Teman yang lain bicara soal bagaimana cara melawan mereka. Ya mereka yang melakukan kekerasan verbal tersebut. Apakah harus dilakukan dengan cara yang sama?. Artinya : kekerasan dilawan dengan kekerasan.
Tampaknya banyak orang yang menyetujui cara ini. Ia tampaknya juga sedang berkembang.

Yang lain bicara soal metode indoktrinasi yang terus menerus dalam menyebarkan suatu paham keagamaan. “Pokoknya harus begini dan ini, tidak boleh begitu dan jangan itu”. Atau “Inilah yang benar , dan yang lain salah, sesat dan kafir”. Ini belakangan menjadi cara paling efektif dan cepat dalam menarik publik.

Aku merenung sejenak sambil membayangkan masa depan negeri ini. Lalu aku bilang :

Cara-cara menyebarkan agama melalui kekerasan verbal itu berlawanan dengan Islam, semua agama dan ide-ide kemanusiaan. Tak ada agama dan etika kemanusiaan yang mengajarkan kekerasan, kebohongan dan fitnah. Agama-agama justeru hadir untuk menghapuskan cara-cara ini. Tanpa misi ini agama menjadi tak berguna. Praktik ini akan menciptakan konflik-konflik dan tragedi-tragedi kemanusiaan yang panjang.

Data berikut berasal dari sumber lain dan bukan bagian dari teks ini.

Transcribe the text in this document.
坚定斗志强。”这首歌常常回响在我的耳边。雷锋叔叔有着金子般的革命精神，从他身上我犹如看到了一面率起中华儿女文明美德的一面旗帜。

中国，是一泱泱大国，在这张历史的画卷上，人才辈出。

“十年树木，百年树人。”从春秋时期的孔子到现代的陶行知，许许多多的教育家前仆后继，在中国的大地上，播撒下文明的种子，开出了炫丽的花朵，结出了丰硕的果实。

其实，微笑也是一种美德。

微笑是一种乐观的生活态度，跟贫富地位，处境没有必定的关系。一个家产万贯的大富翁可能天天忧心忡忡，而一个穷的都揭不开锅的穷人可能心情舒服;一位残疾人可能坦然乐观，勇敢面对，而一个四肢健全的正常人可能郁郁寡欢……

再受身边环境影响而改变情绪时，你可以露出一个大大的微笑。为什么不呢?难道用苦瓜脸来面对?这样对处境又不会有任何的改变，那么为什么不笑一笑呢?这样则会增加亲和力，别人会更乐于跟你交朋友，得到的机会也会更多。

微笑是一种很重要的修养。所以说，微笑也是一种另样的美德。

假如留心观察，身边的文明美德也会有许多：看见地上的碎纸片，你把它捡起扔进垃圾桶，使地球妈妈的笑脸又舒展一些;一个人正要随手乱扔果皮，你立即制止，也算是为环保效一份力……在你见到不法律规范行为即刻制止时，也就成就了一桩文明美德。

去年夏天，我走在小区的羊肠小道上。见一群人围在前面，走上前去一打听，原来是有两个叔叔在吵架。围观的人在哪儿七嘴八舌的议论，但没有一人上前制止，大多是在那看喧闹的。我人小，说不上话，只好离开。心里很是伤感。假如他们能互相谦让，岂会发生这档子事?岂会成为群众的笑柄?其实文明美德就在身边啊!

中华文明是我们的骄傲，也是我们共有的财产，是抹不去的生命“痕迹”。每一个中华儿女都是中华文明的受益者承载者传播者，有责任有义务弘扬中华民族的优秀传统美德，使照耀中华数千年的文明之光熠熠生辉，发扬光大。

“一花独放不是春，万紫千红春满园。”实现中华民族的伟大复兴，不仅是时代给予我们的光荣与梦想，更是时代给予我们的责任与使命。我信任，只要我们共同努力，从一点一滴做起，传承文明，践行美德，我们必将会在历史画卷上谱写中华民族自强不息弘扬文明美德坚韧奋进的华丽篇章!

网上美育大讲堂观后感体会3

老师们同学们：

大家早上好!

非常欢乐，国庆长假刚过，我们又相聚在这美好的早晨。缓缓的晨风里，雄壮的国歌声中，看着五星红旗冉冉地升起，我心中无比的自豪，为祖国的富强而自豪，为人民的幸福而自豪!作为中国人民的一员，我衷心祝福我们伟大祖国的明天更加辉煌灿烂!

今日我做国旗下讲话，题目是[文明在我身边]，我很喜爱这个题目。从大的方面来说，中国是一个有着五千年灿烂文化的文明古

Penyebaran pikiran/paham secara indoktrinasi merupakan metode pembodohan rakyat. Ini sangat mencemaskan bagi masa depan bangsa. Boleh jadi apa yang terjadi sekarang ini merupakan hasil dari cara pendidikan dan pengajaran agama yang indoktrinatif itu. Oleh karena itu perlawanan dengan cara yang sama akan menghasilkan pembodohan berlipat dan masif.

Yang harus dikembangkan adalah dialog konstruktif. Sebuah perbincangan intelektual yang sehat, tanpa marah-marah. Ini jalan yang ditekankan oleh al-Qur’an dan Nabi Muhammad. (Q.s. an-Nahl, 125).

Itu juga yang dilakukan oleh tokoh-tokoh kemanusiaan legendaris, termasuk Gus Dur.

Melalui dialog dan pengembangan intelektual yang sehat dan mencerdaskan, serta bicara santun itulah bangsa-bangsa menjadi maju, damai dan sejahtera.

Agama hadir agar dipeluk atas dasar pemahaman dan ketulusan, bukan karena kepasrahan dalam ketakutan.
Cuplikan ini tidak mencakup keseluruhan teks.